But delinquency often stems from more mundane reasons: Borrowers forget their due dates, or fail to withdraw cash to pay the nonbank financiers who provide the bulk of loans for farm equipment purchases.
Like in most emerging markets, these last-mile hurdles pose a frustratingly complex challenge to India’s creditors. They also increase the overall risk premium for rural advances.
Of late, three things have changed. First, the world’s cheapest data prices have made smartphones ubiquitous. Second, a strong push for financial inclusion has seen more than 400 million no-frills savings accounts opened in the last seven years. Finally, banks are now on a nationwide mobile payment network that is fast, convenient and supports apps like Google Pay and Walmart Inc’s PhonePe. Google has even recommended the architecture to the US Federal Reserve.
Yet for all the help from technology, collections are still hard in villages due to barriers of language, education and entrenched cash use. Farmers simply don’t know how to use the new digital tools. Or they may miss a deadline because of a temporary cash flow mismatch. When creditors respond by handing over borrowers to third-party recovery agents, scandals emerge. It’s a universal problem. In Indonesia, the 2011 death of a cash-strapped small businessman in Jakarta after alleged harassment by collectors led to a two-year ban on Citigroup Inc from acquiring new credit card customers in the country. Even when things don’t go to such extremes, unpleasantness and soured relationships usually follow.
“The best way for a bank or a financial institution to lose a customer is to give the account to a collection agency,” says Sumeet Srivastava, the chief executive of a five-year-old startup that aims to boost collections without human contact. “You can do collections without collectors.”

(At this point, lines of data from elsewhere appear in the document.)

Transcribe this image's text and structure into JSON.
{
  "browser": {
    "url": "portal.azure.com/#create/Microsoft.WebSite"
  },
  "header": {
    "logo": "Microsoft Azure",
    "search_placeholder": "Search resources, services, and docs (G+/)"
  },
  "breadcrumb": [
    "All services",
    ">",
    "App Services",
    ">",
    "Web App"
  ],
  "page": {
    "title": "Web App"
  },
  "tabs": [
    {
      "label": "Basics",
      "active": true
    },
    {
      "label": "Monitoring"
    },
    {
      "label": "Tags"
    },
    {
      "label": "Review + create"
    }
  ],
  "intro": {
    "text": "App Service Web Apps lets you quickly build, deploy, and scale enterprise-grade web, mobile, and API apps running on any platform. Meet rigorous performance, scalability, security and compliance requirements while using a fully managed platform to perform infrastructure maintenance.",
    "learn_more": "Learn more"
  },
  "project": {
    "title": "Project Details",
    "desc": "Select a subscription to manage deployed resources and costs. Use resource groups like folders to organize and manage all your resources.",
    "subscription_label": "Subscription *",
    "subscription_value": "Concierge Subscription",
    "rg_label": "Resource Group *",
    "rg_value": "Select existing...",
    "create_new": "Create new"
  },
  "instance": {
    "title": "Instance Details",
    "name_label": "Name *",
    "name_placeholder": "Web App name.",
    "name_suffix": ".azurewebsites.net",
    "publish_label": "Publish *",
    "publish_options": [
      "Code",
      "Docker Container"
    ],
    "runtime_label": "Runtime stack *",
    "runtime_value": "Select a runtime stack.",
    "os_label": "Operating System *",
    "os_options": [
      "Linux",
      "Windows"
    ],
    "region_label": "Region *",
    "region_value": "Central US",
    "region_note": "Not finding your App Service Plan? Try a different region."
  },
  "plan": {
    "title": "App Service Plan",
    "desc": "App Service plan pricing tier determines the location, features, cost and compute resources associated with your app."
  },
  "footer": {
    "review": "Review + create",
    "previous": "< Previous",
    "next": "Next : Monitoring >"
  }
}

Before setting up the Mumbai-based Spocto Solutions, Srivastava put in stints at General Electric Co and Monsanto Co, the seeds and agrichemicals giant later acquired by Bayer AG. His Kisan Pay — Hindi for Farmer Pay — is not an app, but an automated voice call, which lets farmers choose when they can repay loans and how. The selections trigger text messages with online payment links. The bot stays on the call to help borrowers navigate the unfamiliar world of online money transfers.